The master bedroom features an oversized window—perfect for taking in the relaxing scenery. Both the study and the master bedroom feature original chestnut flooring restored from the mill. In the master bedroom, additional mill relics keep the circular theme present, making the design scheme cohesive.

The master bath is a departure from the style of the rest of the home. Here, it’s all about modern, polished style, with bright white paint, custom cabinetry and honed Cararra marble floors and countertops.

The cowhide rug brings the earth tones featured in the rest of the home back to the otherwise modern space.

The home has five bedrooms and six bathrooms total, with two of the bedrooms located on the lower level.

The second floor features the two children’s bedrooms and a unique loft space where they can hang out. 

The third floor, which isn’t finished yet, will be a dedicated space to showcase salvaged artifacts from the mill. 

No detail was spared throughout the three story interior.

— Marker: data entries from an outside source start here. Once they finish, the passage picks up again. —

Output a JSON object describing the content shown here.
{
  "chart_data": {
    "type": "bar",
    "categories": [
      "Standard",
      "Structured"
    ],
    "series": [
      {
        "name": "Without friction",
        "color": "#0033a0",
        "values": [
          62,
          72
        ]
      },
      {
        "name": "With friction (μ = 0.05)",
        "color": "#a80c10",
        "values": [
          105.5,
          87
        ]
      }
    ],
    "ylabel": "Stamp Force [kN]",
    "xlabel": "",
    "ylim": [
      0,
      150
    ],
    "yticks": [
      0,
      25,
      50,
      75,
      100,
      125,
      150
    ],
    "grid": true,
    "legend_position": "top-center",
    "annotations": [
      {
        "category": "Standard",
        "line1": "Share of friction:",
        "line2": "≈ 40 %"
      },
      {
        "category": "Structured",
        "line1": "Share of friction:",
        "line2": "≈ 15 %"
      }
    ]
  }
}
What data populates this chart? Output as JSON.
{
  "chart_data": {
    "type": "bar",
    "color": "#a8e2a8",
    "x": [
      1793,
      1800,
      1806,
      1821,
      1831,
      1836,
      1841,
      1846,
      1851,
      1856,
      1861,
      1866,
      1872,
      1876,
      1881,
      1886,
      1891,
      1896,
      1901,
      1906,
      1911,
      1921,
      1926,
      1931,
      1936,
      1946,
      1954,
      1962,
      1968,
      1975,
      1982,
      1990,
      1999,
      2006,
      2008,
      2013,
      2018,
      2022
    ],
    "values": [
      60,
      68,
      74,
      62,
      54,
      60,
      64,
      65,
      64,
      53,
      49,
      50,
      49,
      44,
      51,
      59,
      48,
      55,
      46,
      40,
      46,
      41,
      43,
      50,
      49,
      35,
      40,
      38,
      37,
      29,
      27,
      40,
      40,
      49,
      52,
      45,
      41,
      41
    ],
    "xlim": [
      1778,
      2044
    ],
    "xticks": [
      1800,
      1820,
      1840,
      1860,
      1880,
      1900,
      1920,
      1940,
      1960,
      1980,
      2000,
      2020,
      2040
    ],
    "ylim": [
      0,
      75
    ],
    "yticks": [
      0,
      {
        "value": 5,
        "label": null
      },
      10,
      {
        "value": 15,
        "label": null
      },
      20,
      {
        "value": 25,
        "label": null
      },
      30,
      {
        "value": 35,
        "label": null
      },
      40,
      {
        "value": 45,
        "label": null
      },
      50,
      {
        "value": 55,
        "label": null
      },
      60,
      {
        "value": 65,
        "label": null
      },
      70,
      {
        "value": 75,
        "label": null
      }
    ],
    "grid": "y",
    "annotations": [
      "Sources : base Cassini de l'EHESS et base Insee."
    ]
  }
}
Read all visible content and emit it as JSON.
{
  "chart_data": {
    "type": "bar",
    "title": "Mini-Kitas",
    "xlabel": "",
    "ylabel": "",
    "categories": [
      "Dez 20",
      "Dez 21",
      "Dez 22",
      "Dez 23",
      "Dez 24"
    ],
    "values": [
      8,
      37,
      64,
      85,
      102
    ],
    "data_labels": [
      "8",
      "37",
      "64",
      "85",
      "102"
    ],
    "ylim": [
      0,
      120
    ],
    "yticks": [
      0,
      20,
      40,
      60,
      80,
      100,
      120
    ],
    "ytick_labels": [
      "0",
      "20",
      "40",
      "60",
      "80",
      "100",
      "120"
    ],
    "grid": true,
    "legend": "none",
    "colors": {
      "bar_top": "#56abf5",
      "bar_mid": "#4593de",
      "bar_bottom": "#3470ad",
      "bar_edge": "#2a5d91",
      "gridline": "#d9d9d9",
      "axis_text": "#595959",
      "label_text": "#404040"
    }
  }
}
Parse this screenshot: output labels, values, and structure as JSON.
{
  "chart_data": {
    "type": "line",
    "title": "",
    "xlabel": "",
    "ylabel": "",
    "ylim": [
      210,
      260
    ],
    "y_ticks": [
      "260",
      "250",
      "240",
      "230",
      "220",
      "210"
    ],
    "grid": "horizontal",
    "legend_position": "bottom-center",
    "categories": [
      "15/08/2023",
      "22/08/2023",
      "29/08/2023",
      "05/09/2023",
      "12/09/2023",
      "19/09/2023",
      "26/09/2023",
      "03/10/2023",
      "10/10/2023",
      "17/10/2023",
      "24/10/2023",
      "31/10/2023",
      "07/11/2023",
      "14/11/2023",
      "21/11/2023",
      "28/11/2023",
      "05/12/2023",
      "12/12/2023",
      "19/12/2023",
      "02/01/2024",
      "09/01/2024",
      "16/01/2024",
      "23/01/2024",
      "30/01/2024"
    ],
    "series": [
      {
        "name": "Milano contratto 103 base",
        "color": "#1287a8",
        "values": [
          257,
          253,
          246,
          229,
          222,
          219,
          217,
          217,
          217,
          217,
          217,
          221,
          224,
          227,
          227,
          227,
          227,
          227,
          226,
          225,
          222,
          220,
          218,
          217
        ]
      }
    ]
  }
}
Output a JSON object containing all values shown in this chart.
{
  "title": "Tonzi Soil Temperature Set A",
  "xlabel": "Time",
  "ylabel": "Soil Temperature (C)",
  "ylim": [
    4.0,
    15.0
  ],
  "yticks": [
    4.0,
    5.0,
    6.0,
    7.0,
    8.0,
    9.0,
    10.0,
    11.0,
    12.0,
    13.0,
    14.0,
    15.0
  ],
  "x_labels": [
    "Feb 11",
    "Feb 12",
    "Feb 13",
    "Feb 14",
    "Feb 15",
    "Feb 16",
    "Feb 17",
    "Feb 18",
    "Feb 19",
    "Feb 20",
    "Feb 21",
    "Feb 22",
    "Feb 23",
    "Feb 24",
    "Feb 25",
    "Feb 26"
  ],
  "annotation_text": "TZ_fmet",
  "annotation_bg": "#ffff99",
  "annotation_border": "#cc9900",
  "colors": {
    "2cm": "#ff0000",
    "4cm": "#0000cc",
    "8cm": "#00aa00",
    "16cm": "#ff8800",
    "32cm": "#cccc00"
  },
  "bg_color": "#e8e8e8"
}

Once Crouse and his team had solidified his plans for the home’s interior, the next challenge was to design an exterior to compliment it. The great room overlooks one of the home’s most picturesque details - a beautiful pond that was created especially for the property. With fire pit area and a dock with fishing poles, the scene is reminiscent of a painting or storybook. The pond, which has a rubber liner and reaches a depth of 14 feet, is fed by two wells and has a float switch to keep the water at a consistent level. Stepping stones lead to a jump rock with underwater steps on both sides, creating a fun spot for the kids to swim. Rock outcroppings and aquatic plants (supplied by Nature’s Expression) create both a beautiful and natural setting for fishing. While the home and the pond were built about five years ago, both look like they’ve existed for over a hundred years. “If you asked my clients what their favorite aspect of the home is, they would probably say the history of the mill, and the views of the pond,” said Crouse.

“If you asked my clients what their favorite aspect of the home is, they would probably say the history of the mill, and the views of the pond”

Ultimately, with such a large and complicated build, said Crouse, having a team of dedicated professionals was critical. “My team of trade partners really stepped up to the challenge of this project,” he said. “When you tackle a unique project like this, it takes a team of skilled individuals working together. I couldn’t have restored the mill without (timber frame contractor) Charles Howell—he was amazing. I really enjoyed leading such a talented group of people. It started with a vision to restore a gristmill and ended with an amazing home for a special family.”